The Hexion-Huntsman deal has been locked in legal battles for months. Hexion agreed to buy Huntsman, a specialty chemicals maker, in July 2007. The deal faltered amid the credit crisis and legal battles as Apollo tried to walk away, citing insolvency concerns about the combined company.
Huntsman said on Sunday that it would continue its lawsuit against Credit Suisse (CSGN.VX: Quote, Profile, Research, Stock Buzz) and Deutsche Bank (DBKGn.DE: Quote, Profile, Research, Stock Buzz) in Texas. Huntsman has argued that the banks conspired with Apollo and interfered with Huntsman’s merger pact with previous suitor, Basell. A jury trial is set to begin on May 11, 2009.
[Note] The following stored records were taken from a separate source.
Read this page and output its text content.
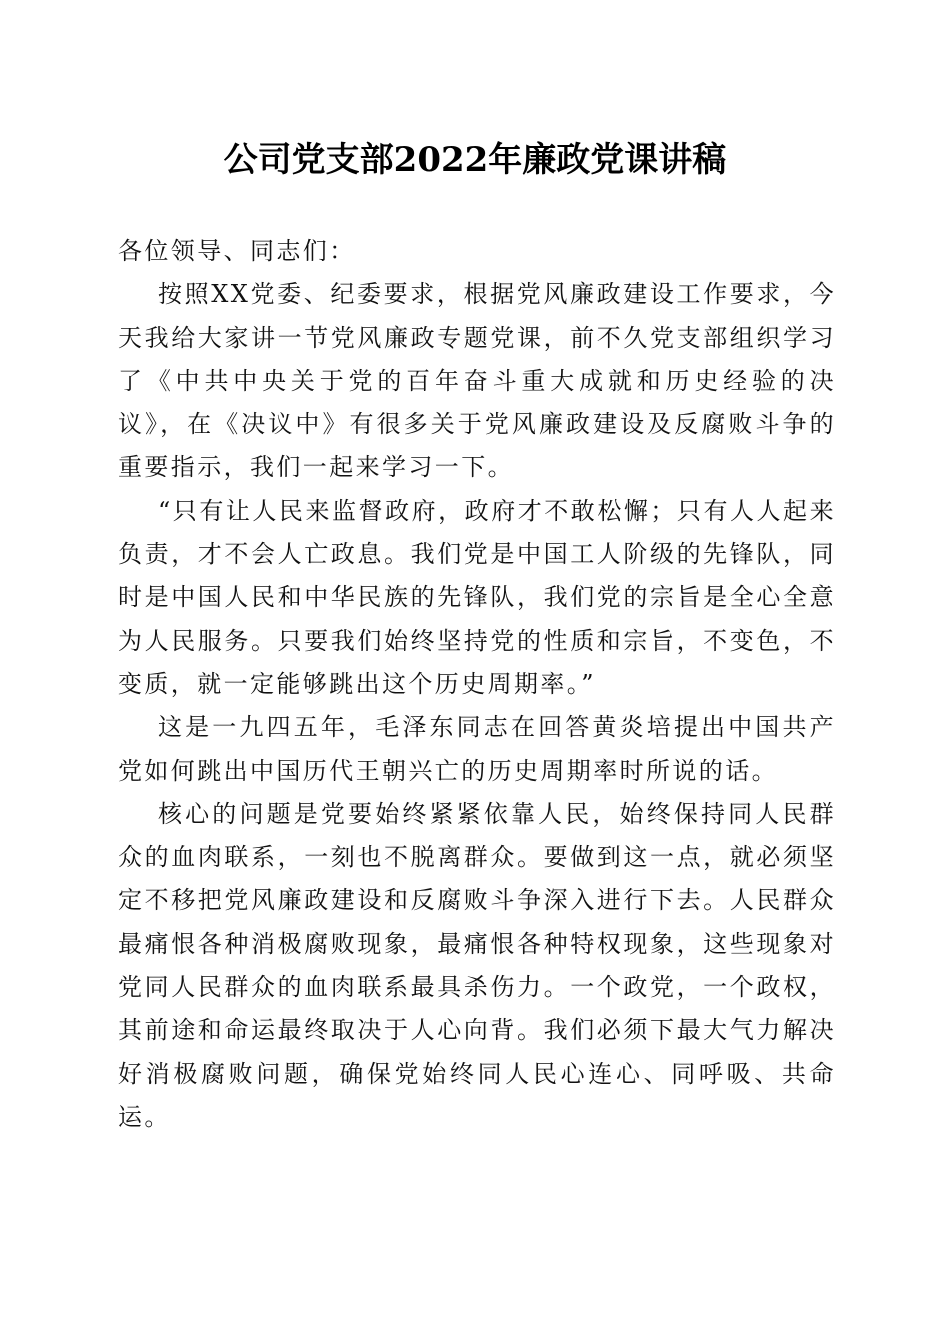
公司党支部2022年廉政党课讲稿

各位领导、同志们：

按照XX党委、纪委要求，根据党风廉政建设工作要求，今天我给大家讲一节党风廉政专题党课，前不久党支部组织学习了《中共中央关于党的百年奋斗重大成就和历史经验的决议》，在《决议中》有很多关于党风廉政建设及反腐败斗争的重要指示，我们一起来学习一下。

“只有让人民来监督政府，政府才不敢松懈；只有人人起来负责，才不会人亡政息。我们党是中国工人阶级的先锋队，同时是中国人民和中华民族的先锋队，我们党的宗旨是全心全意为人民服务。只要我们始终坚持党的性质和宗旨，不变色，不变质，就一定能够跳出这个历史周期率。”

这是一九四五年，毛泽东同志在回答黄炎培提出中国共产党如何跳出中国历代王朝兴亡的历史周期率时所说的话。

核心的问题是党要始终紧紧依靠人民，始终保持同人民群众的血肉联系，一刻也不脱离群众。要做到这一点，就必须坚定不移把党风廉政建设和反腐败斗争深入进行下去。人民群众最痛恨各种消极腐败现象，最痛恨各种特权现象，这些现象对党同人民群众的血肉联系最具杀伤力。一个政党，一个政权，其前途和命运最终取决于人心向背。我们必须下最大气力解决好消极腐败问题，确保党始终同人民心连心、同呼吸、共命运。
A spokesman for Huntsman declined to comment on whether the chemicals maker had engaged in settlement negotiations with either Deutsche Bank or Credit Suisse.
Under the settlement with Apollo, Huntsman will receive a $325 million break-up fee. Hexion said it had commitments from Credit Suisse and Deutsche Bank to fund the fee.
Affiliates of Apollo will also make cash payments to Huntsman totaling $425 million, and certain Apollo affiliates will pay Huntsman $250 million in exchange for 10-year convertible notes issued by the company.
At least $500 million will be paid to Huntsman on or before December 31. Any remaining payments must be made on or before March 31, Huntsman said.
Separately, an Apollo affiliate agreed to make a $200 million investment in Hexion’s parent company, Hexion said in a statement. The funds will be used for general business purposes, it said, adding that it is well-positioned to compete as a stand-alone company.
“We are pleased that this matter has been resolved,” said Hexion Chairman and Chief Executive Craig Morrison.
“We appreciate Apollo’s ongoing support of Hexion,” Morrison said. “Their incremental investment in Hexion will help to solidify our leadership position in the marketplace. Moreover, it will help us remain a strong competitor in a difficult economic environment.”
Under the settlement, Hexion agreed that Morrison and various other Hexion and Apollo executives such as Apollo partner Joshua Harris would be available to testify in the Texas trial.